1/25/2007

In the middle of Week 3 of Clarion

I've finished my barbecue story, and I like it. I'm slowly re-learning to like my own stuff, after a couple of very hard weeks in the Crit Pit. The problem is, of course, that I submit stories and I like them heaps, and then seventeen other people AND the Inner Writing Demons all join together in a hideous chorus of derision and pity and tell me all the things that are wrong with them and why couldn't I see all these problems myself, clearly I have terrible, terrible judgment and I'm completely clueless about my own writing and will never be able to trust myself to polish it. (Okay, the derision and pity may be projection, not reality. But you can't tell me it doesn't feel like that.)

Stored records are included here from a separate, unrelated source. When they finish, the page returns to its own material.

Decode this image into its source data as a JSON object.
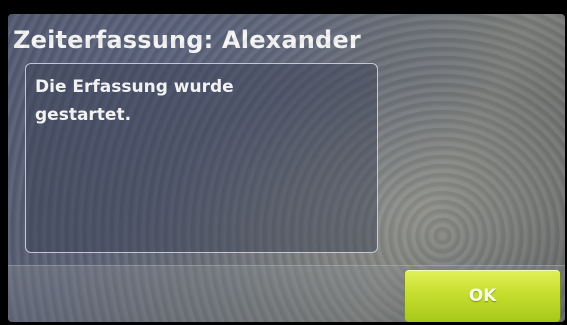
{
  "dialog": {
    "title": "Zeiterfassung: Alexander",
    "message_line_1": "Die Erfassung wurde",
    "message_line_2": "gestartet."
  },
  "buttons": {
    "ok_label": "OK"
  },
  "colors": {
    "title_text": "#f6f6f6",
    "ok_button_top": "#e2f05a",
    "ok_button_bottom": "#a6c81a"
  }
}
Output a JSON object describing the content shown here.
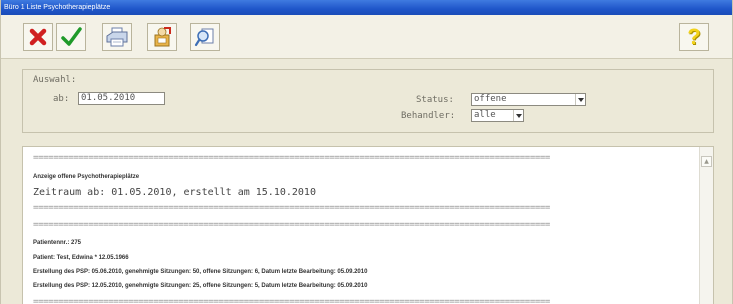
{
  "window": {
    "title": "Büro 1 Liste Psychotherapieplätze"
  },
  "toolbar": {
    "cancel": "cancel-icon",
    "ok": "checkmark-icon",
    "print": "printer-icon",
    "export": "export-icon",
    "search": "search-icon",
    "help": "help-icon",
    "help_glyph": "?"
  },
  "filter": {
    "group_label": "Auswahl:",
    "ab_label": "ab:",
    "ab_value": "01.05.2010",
    "status_label": "Status:",
    "status_value": "offene",
    "behandler_label": "Behandler:",
    "behandler_value": "alle"
  },
  "report": {
    "separator": "=======================================================================================================",
    "heading": "Anzeige offene Psychotherapieplätze",
    "zeitraum": "Zeitraum ab: 01.05.2010, erstellt am 15.10.2010",
    "patientennr": "Patientennr.: 275",
    "patient": "Patient: Test, Edwina * 12.05.1966",
    "erst1": "Erstellung des PSP: 05.06.2010, genehmigte Sitzungen: 50, offene Sitzungen: 6, Datum letzte Bearbeitung: 05.09.2010",
    "erst2": "Erstellung des PSP: 12.05.2010, genehmigte Sitzungen: 25, offene Sitzungen: 5, Datum letzte Bearbeitung: 05.09.2010"
  },
  "colors": {
    "titlebar": "#2457cc",
    "window_bg": "#ece9d8",
    "cancel_red": "#d02020",
    "ok_green": "#1f9a2a",
    "help_yellow": "#f2d21a"
  }
}
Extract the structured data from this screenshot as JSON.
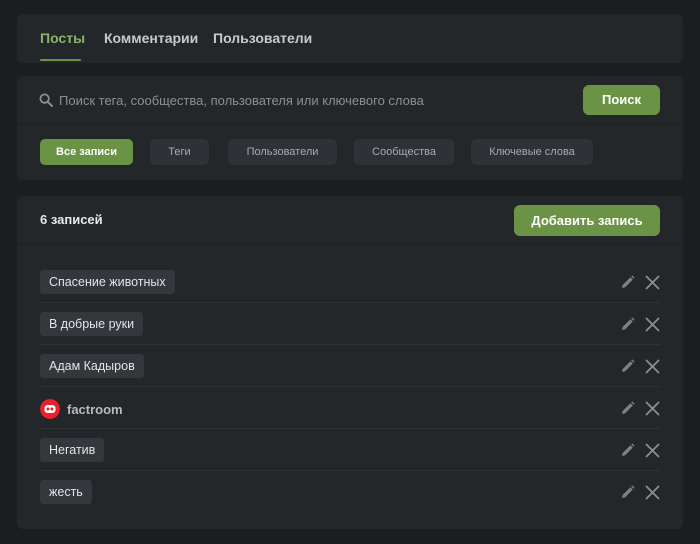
{
  "tabs": [
    {
      "label": "Посты",
      "active": true
    },
    {
      "label": "Комментарии",
      "active": false
    },
    {
      "label": "Пользователи",
      "active": false
    }
  ],
  "search": {
    "placeholder": "Поиск тега, сообщества, пользователя или ключевого слова",
    "value": "",
    "button_label": "Поиск",
    "icon": "search-icon"
  },
  "filters": [
    {
      "label": "Все записи",
      "active": true
    },
    {
      "label": "Теги",
      "active": false
    },
    {
      "label": "Пользователи",
      "active": false
    },
    {
      "label": "Сообщества",
      "active": false
    },
    {
      "label": "Ключевые слова",
      "active": false
    }
  ],
  "list": {
    "count_label": "6 записей",
    "add_button_label": "Добавить запись",
    "items": [
      {
        "type": "tag",
        "label": "Спасение животных"
      },
      {
        "type": "tag",
        "label": "В добрые руки"
      },
      {
        "type": "tag",
        "label": "Адам Кадыров"
      },
      {
        "type": "community",
        "label": "factroom"
      },
      {
        "type": "tag",
        "label": "Негатив"
      },
      {
        "type": "tag",
        "label": "жесть"
      }
    ],
    "row_actions": [
      "pencil-icon",
      "close-icon"
    ]
  },
  "colors": {
    "accent": "#6a9346",
    "accent_text": "#8ab26c",
    "background": "#1b1d20",
    "panel": "#24272a",
    "avatar": "#e8222b"
  }
}
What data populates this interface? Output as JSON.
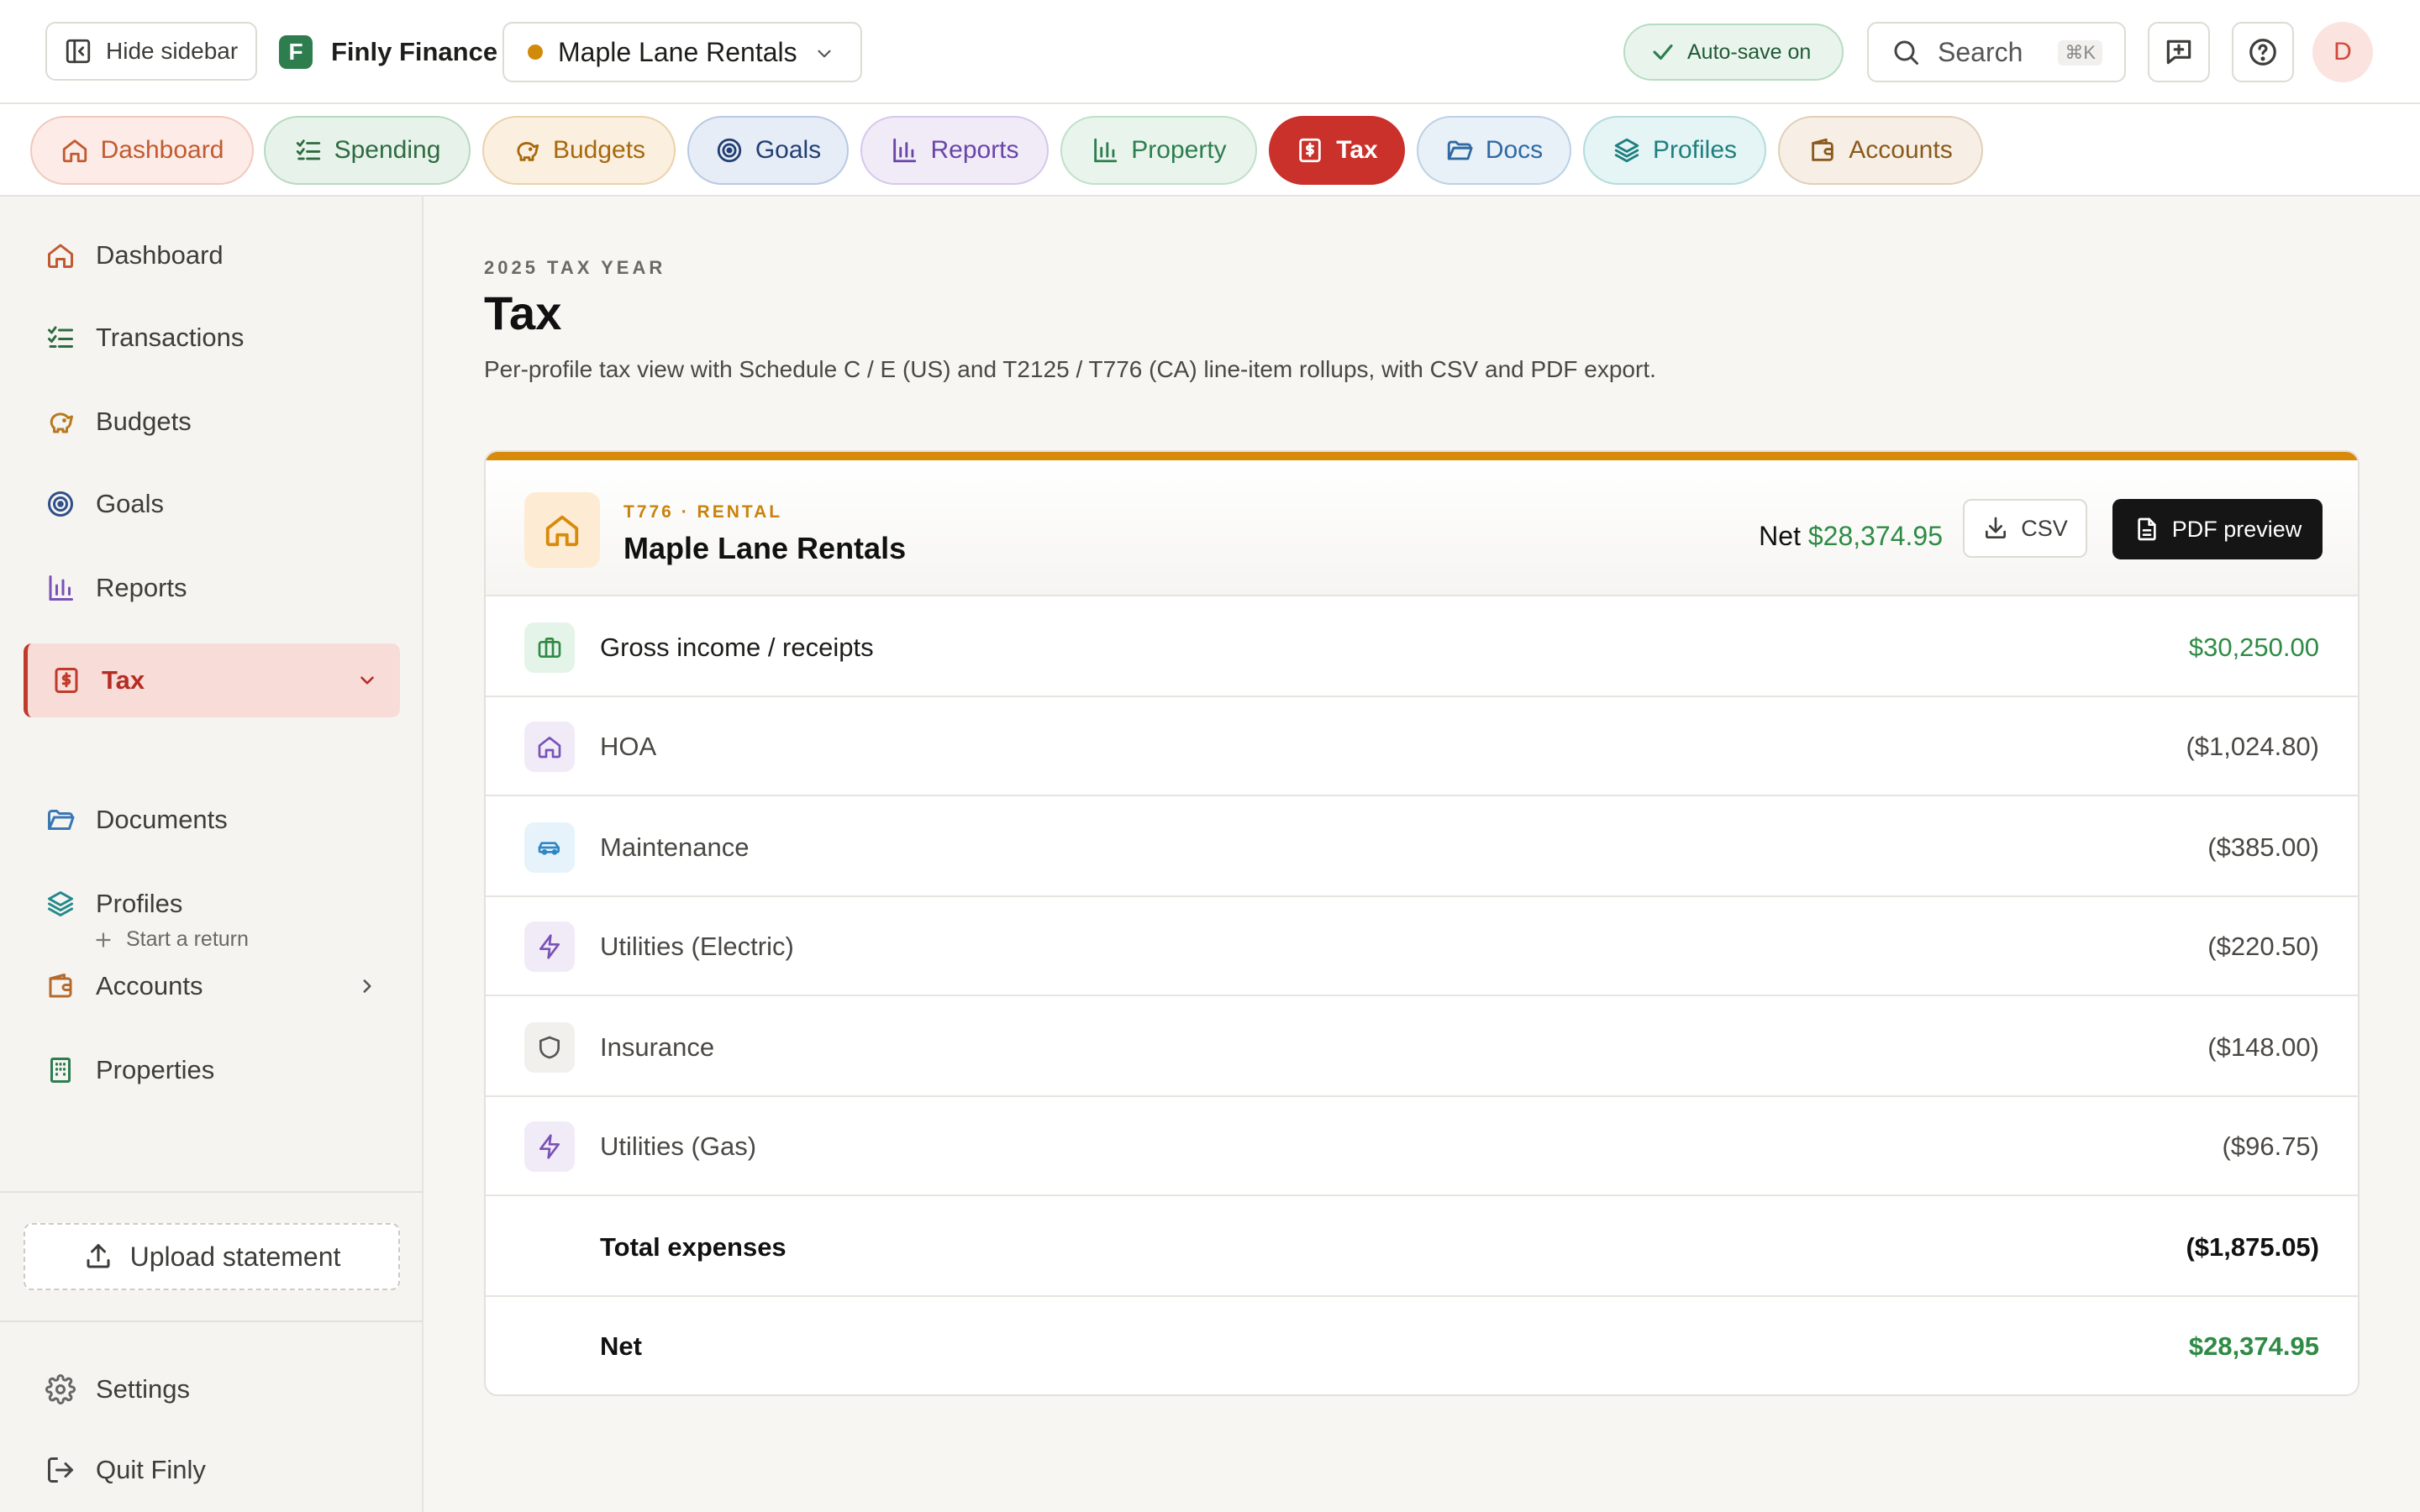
{
  "app": {
    "hide_sidebar": "Hide sidebar",
    "brand_letter": "F",
    "brand_name": "Finly Finance",
    "active_profile": "Maple Lane Rentals",
    "autosave": "Auto-save on",
    "search_placeholder": "Search",
    "search_shortcut": "⌘K",
    "avatar_initial": "D"
  },
  "tabs": [
    {
      "label": "Dashboard",
      "icon": "home-icon",
      "bg": "#fcebe6",
      "border": "#f0c9bd",
      "color": "#c25a30"
    },
    {
      "label": "Spending",
      "icon": "list-check-icon",
      "bg": "#e7f3ea",
      "border": "#b8d9c1",
      "color": "#2e6b41"
    },
    {
      "label": "Budgets",
      "icon": "piggy-bank-icon",
      "bg": "#fbf0e0",
      "border": "#ead2ab",
      "color": "#a8680c"
    },
    {
      "label": "Goals",
      "icon": "target-icon",
      "bg": "#e6edf7",
      "border": "#b9c9e2",
      "color": "#223f73"
    },
    {
      "label": "Reports",
      "icon": "bar-chart-icon",
      "bg": "#f1ebf8",
      "border": "#d6c7ec",
      "color": "#6a45a8"
    },
    {
      "label": "Property",
      "icon": "bar-chart-icon",
      "bg": "#e9f5ec",
      "border": "#bfe0c8",
      "color": "#2e7d4f"
    },
    {
      "label": "Tax",
      "icon": "tax-doc-icon",
      "bg": "#c9312a",
      "border": "#c9312a",
      "color": "#ffffff"
    },
    {
      "label": "Docs",
      "icon": "folder-icon",
      "bg": "#e8f0f8",
      "border": "#bdd0e6",
      "color": "#2f6aa3"
    },
    {
      "label": "Profiles",
      "icon": "layers-icon",
      "bg": "#e5f4f4",
      "border": "#b4dcdc",
      "color": "#1f7f80"
    },
    {
      "label": "Accounts",
      "icon": "wallet-icon",
      "bg": "#f7efe6",
      "border": "#e0cfb9",
      "color": "#8a5a1c"
    }
  ],
  "sidebar": {
    "items": [
      {
        "label": "Dashboard",
        "icon": "home-icon",
        "color": "#c25a30"
      },
      {
        "label": "Transactions",
        "icon": "list-check-icon",
        "color": "#2e6b41"
      },
      {
        "label": "Budgets",
        "icon": "piggy-bank-icon",
        "color": "#b7791f"
      },
      {
        "label": "Goals",
        "icon": "target-icon",
        "color": "#2f4f8a"
      },
      {
        "label": "Reports",
        "icon": "bar-chart-icon",
        "color": "#7a52b8"
      },
      {
        "label": "Tax",
        "icon": "tax-doc-icon",
        "color": "#c0392b",
        "active": true
      },
      {
        "label": "Documents",
        "icon": "folder-icon",
        "color": "#3a77b5"
      },
      {
        "label": "Profiles",
        "icon": "layers-icon",
        "color": "#23898a"
      },
      {
        "label": "Accounts",
        "icon": "wallet-icon",
        "color": "#b56a2c"
      },
      {
        "label": "Properties",
        "icon": "building-icon",
        "color": "#2e7d4f"
      }
    ],
    "sub_item": "Start a return",
    "upload": "Upload statement",
    "settings": "Settings",
    "quit": "Quit Finly"
  },
  "page": {
    "kicker": "2025 TAX YEAR",
    "title": "Tax",
    "description": "Per-profile tax view with Schedule C / E (US) and T2125 / T776 (CA) line-item rollups, with CSV and PDF export."
  },
  "card": {
    "accent_color": "#d88a0b",
    "kicker": "T776 · RENTAL",
    "title": "Maple Lane Rentals",
    "net_label": "Net",
    "net_value": "$28,374.95",
    "csv_label": "CSV",
    "pdf_label": "PDF preview",
    "rows": [
      {
        "kind": "income",
        "label": "Gross income / receipts",
        "amount": "$30,250.00",
        "icon": "briefcase-icon",
        "icon_bg": "#e5f4e8",
        "icon_color": "#2e8b45"
      },
      {
        "kind": "expense",
        "label": "HOA",
        "amount": "($1,024.80)",
        "icon": "home-icon",
        "icon_bg": "#f1ebf8",
        "icon_color": "#7a52b8"
      },
      {
        "kind": "expense",
        "label": "Maintenance",
        "amount": "($385.00)",
        "icon": "car-icon",
        "icon_bg": "#e6f3fb",
        "icon_color": "#2f86c4"
      },
      {
        "kind": "expense",
        "label": "Utilities (Electric)",
        "amount": "($220.50)",
        "icon": "bolt-icon",
        "icon_bg": "#f1ebf8",
        "icon_color": "#7a52b8"
      },
      {
        "kind": "expense",
        "label": "Insurance",
        "amount": "($148.00)",
        "icon": "shield-icon",
        "icon_bg": "#f1f0ec",
        "icon_color": "#555"
      },
      {
        "kind": "expense",
        "label": "Utilities (Gas)",
        "amount": "($96.75)",
        "icon": "bolt-icon",
        "icon_bg": "#f1ebf8",
        "icon_color": "#7a52b8"
      },
      {
        "kind": "total",
        "label": "Total expenses",
        "amount": "($1,875.05)"
      },
      {
        "kind": "net",
        "label": "Net",
        "amount": "$28,374.95"
      }
    ]
  }
}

One of the things that's helping me get a bit of perspective is that I've also agreed to edit a large (150 pages or so) document for the World Bank, because they PAY ME MONEY. The resulting rapid and painful increase in pressure has, predictably, focused my work habits and attitudes enormously.

Last night I sent "The Futurist" (slightly edited) off to a (paying) online SF magazine. I'm pretty sure it's the very first time I've sent any fiction off to a paying market ever in my life. I got somewhat spoiled writing nonfiction: I've sold many pieces, had many others (written in the course of a day job) printed verbatim in newspapers and over wire services, gotten an article printed in a peer-reviewed journal, had dozens of requests to reprint or link to stuff I've written and posted to my web site, etc. etc.

This fiction thing is different. It makes me really nervous, in a way nonfiction never has.